Wayne Wallar dreaded Oct. 11, 2012.

On that day, the man convicted of his father’s 1982 murder was due for parole. Wallar said he worried that the pain Michael Whitney inflicted on him and his four sisters would be inflicted on someone else.

But that appears unlikely with new charges filed against Whitney on Tuesday in the 1976 murder of Wheaton native Darlene Stack.

Authorities charged Tuesday that Whitney, who lived in the same boardinghouse as Stack, sexually assaulted the 28-year-old in her upstairs room and then stabbed her 33 times in the chest.

Whitney had been serving a 60-year sentence for the murder of 76-year-old Cecil Wallar after breaking into the Carol Stream home of Wallar and his wife, Elizabeth.

Wayne Wallar said seeing Whitney, now 58, in a courtroom rekindled old feelings.

“He’s a monster, an animal,” Wallar said. “How could you do something like that?”

However, he praised the police work that, if it leads to a conviction, likely would mean a life behind bars for Whitney.

“It was a big sigh of relief,” Wallar said after the announcement by DuPage County prosecutors and Wheaton police. “I was not looking forward to when he was getting out of jail.”

Several members of Stack’s family, as well as her then-fiance’s family, were on hand for the announcement. “I want to thank them for bringing what we hope is the end of this, and it makes it very easy now to put some closure,” Stack family spokesman Mark Douglass said in a brief statement.

Wallar said as soon as he heard about the new charges, he started reliving the trial and the night of the murder.

He said once Whitney broke into the home, he saw Wallar’s mother, Elizabeth.

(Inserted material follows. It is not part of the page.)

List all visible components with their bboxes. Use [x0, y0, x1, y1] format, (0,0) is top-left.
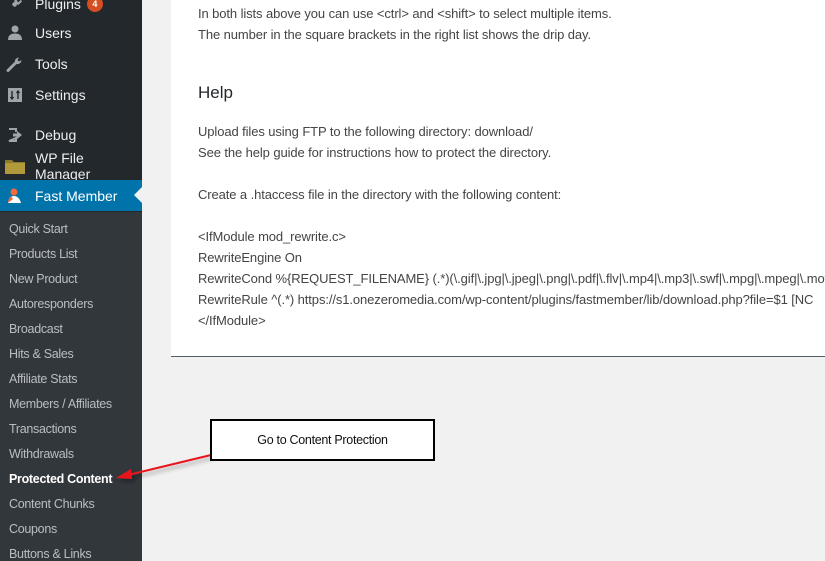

“He told my mom, ‘I am not gonna hurt you because you look too much like my grandmother,’” Wallar said.

Whitney did, however, fatally stab Cecil Wallar in the chest.

Two years after the murder, Wallar’s mother died — but not without testifying against Whitney.

Wallar said seeing the “cocky” and “arrogant” Whitney in the courtroom took him back more than two decades.

“It renewed a lot of old feelings; the agony we went through at his trial,” he said. “The fact that he was so coldblooded.”